The Idemitsu-Showa Shell camp will boast sales totaling 6 trillion yen ($53.3 billion) as a combined entity. But in many respects, their grouping fell behind JXTG Holdings, which was formed last year through the combination of JX Holdings and TonenGeneral Sekiyu and is the country's biggest oil distributor, with 10 trillion yen in sales.
JXTG unveiled plans this year to join a consortium that includes Tepco on a 200 billion yen update of a Chiba Prefecture power station fueled by liquefied natural gas.
Idemitsu, which after the integration will rank second in sales to JXTG, is talking with Kyushu Electric Power and Tokyo Gas about setting up a coal-fired power plant. But details have yet to be hammered out.
JXTG is set to run all its gas stations under a single brand by June 2019.
"During the last three years, we were beaten by JXTG in achieving a merger, and now we are that much behind in creating synergies," an Idemitsu executive said, expressing the concerns of the brand's gas station operators that their customers may switch to JXTG.
Idemitsu needs to earn money for investing in efforts to reduce the company's reliance on petroleum through its domestic gasoline business. Japan's gasoline market faces a bleak outlook.

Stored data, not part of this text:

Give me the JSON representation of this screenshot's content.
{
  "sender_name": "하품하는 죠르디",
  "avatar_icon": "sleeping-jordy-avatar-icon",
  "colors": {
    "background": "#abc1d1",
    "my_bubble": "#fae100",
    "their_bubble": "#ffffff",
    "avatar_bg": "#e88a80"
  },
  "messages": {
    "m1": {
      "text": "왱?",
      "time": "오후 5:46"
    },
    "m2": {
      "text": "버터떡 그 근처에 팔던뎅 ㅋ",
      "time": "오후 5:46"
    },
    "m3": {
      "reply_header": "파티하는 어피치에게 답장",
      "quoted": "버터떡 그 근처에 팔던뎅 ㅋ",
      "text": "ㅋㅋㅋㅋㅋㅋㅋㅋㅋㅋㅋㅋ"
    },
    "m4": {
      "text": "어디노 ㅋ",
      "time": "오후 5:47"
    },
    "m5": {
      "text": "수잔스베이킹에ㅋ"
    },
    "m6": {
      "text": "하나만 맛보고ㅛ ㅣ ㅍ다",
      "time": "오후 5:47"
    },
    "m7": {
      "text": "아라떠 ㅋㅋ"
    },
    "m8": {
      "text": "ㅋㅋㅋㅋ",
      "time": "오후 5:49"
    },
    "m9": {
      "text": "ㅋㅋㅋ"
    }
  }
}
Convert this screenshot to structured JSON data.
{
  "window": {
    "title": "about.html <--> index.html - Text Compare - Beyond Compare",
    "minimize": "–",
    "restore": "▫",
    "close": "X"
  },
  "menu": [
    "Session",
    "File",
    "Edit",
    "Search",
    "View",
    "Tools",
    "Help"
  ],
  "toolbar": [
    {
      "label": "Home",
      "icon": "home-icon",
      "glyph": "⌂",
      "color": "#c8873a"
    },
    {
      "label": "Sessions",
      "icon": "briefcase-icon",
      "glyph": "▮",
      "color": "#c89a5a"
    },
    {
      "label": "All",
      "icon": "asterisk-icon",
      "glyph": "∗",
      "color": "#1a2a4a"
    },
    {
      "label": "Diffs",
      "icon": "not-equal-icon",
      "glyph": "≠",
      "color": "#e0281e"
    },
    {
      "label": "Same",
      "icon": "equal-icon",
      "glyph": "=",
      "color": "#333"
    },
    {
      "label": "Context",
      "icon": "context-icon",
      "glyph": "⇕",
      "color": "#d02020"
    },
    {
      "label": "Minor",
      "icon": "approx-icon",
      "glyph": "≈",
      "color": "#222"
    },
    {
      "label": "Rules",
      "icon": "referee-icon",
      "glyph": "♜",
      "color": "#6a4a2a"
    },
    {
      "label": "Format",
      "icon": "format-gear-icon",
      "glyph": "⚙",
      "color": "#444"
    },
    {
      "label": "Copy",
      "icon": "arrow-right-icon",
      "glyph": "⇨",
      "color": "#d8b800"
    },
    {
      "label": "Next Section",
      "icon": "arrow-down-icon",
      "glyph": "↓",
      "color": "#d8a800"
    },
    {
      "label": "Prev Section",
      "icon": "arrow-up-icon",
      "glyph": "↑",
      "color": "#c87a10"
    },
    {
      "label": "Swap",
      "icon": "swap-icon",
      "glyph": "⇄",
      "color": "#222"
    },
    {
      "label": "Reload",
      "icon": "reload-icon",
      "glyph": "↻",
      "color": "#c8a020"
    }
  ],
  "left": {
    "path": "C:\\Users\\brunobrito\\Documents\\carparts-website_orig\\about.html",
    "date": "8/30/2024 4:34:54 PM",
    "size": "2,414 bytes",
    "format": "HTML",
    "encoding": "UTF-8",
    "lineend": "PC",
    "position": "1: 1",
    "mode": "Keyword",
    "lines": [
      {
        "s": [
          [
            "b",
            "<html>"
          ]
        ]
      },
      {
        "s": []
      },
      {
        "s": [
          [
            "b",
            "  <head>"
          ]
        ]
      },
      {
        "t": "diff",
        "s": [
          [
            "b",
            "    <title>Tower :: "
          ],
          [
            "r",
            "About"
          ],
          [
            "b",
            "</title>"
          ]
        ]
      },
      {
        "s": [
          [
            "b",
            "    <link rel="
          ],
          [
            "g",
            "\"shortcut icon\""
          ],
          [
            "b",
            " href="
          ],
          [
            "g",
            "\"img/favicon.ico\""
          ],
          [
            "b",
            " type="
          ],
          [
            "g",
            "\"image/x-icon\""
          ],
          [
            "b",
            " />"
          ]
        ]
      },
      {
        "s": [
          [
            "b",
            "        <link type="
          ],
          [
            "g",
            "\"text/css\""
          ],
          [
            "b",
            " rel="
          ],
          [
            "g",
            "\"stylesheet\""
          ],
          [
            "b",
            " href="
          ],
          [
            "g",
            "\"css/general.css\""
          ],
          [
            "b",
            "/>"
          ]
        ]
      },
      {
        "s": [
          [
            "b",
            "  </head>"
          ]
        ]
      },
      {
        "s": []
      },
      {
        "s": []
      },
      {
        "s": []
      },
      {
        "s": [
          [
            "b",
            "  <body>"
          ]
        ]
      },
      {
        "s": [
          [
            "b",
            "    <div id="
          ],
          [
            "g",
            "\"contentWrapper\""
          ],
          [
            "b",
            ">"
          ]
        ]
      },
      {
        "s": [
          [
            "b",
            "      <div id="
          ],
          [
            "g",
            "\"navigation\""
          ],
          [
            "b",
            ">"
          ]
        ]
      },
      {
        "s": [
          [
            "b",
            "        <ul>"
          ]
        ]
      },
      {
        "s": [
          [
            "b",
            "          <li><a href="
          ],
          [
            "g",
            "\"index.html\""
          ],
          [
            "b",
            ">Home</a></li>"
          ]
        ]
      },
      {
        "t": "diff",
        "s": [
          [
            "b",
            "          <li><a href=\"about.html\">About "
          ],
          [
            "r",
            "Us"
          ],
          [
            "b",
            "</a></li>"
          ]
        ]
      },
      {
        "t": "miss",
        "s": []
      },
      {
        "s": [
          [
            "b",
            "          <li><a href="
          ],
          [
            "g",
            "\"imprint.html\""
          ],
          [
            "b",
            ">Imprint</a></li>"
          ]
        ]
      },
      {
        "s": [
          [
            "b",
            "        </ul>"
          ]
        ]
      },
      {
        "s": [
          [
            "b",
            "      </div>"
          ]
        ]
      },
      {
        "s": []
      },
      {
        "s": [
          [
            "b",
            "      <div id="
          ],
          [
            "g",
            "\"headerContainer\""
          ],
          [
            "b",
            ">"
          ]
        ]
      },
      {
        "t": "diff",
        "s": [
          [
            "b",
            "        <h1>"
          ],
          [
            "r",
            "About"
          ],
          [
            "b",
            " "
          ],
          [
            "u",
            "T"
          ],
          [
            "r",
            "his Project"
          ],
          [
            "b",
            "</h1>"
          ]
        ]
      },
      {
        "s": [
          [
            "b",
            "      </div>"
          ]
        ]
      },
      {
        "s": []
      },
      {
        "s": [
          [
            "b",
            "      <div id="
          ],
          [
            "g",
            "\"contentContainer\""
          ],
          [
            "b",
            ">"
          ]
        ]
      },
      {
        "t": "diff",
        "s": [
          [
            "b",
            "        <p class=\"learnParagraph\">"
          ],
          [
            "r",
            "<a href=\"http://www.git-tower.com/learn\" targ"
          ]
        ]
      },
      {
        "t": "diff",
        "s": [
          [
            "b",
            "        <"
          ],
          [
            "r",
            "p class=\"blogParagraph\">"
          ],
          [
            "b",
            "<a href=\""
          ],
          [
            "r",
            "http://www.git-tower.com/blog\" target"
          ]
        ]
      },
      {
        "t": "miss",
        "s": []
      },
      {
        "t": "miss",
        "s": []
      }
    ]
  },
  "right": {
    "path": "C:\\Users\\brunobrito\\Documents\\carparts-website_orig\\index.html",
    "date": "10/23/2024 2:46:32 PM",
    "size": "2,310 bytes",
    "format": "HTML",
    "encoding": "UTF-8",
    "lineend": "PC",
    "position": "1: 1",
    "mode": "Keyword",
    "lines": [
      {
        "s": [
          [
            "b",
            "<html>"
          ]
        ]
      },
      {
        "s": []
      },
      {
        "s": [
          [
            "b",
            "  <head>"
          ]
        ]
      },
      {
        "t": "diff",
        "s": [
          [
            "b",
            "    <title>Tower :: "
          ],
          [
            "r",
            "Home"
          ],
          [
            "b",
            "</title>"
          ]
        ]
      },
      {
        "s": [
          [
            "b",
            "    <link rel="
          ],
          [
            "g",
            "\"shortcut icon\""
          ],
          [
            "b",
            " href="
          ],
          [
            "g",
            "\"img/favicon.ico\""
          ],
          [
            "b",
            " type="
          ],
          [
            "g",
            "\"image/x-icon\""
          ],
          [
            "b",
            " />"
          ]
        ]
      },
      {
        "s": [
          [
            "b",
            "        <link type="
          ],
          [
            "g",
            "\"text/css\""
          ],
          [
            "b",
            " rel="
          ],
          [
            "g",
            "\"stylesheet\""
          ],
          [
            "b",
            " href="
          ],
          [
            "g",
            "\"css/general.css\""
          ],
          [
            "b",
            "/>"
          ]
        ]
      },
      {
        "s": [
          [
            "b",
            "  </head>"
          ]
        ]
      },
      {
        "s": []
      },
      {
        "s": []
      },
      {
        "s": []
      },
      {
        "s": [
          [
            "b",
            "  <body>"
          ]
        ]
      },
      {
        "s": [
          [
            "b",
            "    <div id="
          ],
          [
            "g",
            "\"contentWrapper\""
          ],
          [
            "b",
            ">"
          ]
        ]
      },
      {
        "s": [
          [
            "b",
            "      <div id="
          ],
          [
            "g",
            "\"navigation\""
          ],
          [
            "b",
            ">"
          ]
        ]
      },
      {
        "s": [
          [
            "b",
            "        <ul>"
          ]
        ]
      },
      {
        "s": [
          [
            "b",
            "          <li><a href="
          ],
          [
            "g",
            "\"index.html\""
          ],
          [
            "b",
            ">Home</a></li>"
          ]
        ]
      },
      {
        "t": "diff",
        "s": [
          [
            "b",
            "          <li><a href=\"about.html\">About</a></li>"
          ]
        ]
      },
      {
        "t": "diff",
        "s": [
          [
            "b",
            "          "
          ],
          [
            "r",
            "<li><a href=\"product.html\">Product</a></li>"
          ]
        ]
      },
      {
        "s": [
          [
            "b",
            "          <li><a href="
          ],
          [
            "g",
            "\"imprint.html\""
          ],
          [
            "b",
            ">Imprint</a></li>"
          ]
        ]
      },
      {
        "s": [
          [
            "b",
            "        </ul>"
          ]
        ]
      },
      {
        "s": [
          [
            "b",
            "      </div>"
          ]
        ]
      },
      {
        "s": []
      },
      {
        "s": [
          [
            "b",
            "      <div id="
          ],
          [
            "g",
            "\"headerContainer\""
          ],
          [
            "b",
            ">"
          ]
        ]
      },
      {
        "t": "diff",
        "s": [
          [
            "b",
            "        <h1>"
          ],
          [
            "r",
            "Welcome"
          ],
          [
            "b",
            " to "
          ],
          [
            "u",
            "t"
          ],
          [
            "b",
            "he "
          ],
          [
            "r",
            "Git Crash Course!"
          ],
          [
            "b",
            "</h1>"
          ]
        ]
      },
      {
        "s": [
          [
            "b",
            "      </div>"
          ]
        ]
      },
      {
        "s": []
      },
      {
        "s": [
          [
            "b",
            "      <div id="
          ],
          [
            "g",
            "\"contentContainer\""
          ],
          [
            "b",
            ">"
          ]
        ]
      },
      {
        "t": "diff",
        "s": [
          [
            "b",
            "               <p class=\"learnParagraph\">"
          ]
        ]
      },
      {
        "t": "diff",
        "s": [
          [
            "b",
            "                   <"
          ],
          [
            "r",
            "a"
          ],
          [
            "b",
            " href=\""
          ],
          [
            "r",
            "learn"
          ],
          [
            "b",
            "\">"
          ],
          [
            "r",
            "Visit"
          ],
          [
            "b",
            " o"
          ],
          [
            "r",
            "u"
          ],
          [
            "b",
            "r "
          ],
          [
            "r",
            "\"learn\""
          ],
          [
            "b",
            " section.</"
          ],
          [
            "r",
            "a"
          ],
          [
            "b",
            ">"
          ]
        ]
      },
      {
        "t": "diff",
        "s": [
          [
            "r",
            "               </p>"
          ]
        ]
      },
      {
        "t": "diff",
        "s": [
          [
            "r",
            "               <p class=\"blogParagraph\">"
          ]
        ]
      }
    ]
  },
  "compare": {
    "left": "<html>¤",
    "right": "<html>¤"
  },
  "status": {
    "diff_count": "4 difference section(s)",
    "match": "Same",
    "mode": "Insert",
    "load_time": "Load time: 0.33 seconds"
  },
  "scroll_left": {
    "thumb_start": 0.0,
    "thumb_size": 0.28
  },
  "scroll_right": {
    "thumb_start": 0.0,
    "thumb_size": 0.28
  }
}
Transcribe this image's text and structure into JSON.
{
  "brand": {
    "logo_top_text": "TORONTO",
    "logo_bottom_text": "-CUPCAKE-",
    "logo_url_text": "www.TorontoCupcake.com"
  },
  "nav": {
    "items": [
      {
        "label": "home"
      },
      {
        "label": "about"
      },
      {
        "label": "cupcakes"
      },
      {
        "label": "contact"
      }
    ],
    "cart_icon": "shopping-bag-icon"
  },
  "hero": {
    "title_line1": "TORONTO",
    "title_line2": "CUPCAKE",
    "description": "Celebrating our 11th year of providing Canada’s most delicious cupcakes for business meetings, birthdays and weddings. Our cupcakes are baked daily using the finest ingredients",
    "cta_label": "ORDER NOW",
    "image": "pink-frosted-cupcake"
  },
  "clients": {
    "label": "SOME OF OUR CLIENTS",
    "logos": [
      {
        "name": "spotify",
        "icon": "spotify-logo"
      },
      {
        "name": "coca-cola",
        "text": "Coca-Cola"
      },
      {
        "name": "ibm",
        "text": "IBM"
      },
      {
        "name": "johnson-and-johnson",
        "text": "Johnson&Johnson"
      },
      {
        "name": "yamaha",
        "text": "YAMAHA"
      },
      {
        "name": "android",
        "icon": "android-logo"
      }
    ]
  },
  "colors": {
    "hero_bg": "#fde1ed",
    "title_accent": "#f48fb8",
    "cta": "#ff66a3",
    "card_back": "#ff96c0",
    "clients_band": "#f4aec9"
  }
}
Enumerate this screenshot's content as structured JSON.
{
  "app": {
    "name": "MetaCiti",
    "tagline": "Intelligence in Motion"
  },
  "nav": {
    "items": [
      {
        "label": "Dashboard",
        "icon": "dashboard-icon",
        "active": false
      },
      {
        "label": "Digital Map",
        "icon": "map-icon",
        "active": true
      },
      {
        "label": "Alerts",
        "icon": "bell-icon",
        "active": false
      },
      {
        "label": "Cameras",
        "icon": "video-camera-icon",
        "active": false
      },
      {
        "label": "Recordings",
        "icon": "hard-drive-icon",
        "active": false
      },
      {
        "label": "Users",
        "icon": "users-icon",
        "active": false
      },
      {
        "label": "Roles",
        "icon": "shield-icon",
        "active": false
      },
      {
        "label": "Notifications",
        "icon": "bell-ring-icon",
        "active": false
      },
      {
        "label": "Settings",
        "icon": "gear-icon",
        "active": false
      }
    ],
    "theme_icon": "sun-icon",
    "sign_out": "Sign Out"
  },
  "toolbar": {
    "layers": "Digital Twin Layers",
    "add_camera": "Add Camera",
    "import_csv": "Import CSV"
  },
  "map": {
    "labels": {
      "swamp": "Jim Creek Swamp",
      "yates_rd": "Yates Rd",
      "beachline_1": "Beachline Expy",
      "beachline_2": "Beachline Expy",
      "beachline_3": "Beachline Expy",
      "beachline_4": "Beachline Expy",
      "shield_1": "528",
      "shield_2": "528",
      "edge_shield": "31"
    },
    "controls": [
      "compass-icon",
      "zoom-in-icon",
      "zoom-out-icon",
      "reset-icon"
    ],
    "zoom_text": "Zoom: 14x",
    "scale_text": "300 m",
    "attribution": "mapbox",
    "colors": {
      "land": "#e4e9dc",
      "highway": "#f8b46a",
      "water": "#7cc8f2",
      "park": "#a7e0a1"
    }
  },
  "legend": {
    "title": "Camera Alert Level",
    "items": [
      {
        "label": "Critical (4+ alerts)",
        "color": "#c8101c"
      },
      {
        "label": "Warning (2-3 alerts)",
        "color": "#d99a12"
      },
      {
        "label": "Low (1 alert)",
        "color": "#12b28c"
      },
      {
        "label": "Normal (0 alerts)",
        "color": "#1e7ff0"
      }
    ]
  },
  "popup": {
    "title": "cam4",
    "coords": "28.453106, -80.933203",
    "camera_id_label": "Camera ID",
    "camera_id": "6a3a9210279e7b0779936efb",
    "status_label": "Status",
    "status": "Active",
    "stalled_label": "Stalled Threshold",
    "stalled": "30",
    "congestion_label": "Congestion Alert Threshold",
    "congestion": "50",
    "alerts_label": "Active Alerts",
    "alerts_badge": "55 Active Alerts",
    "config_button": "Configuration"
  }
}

If the consumer shift toward electric vehicles accelerates, gasoline demand would fall at a faster pace than the current 2% to 3% annual decline.
Idemitsu earned 67% of its roughly 200 billion yen in operating profit through the oil business in fiscal 2017. The company seeks to reduce that reliance to 50% by fiscal 2030.
Luminescent materials for organic light-emitting diode panels offer a bright spot in Idemitsu's operations, with the Japanese company ranking as one of the world's top patent holders.
The business that includes these materials earned 900 million yen in operating profit for the April-June quarter, and the company plans to build its first plant for the materials in China by 2020. But if competition hinges on price, then profitability becomes questionable, one analyst said.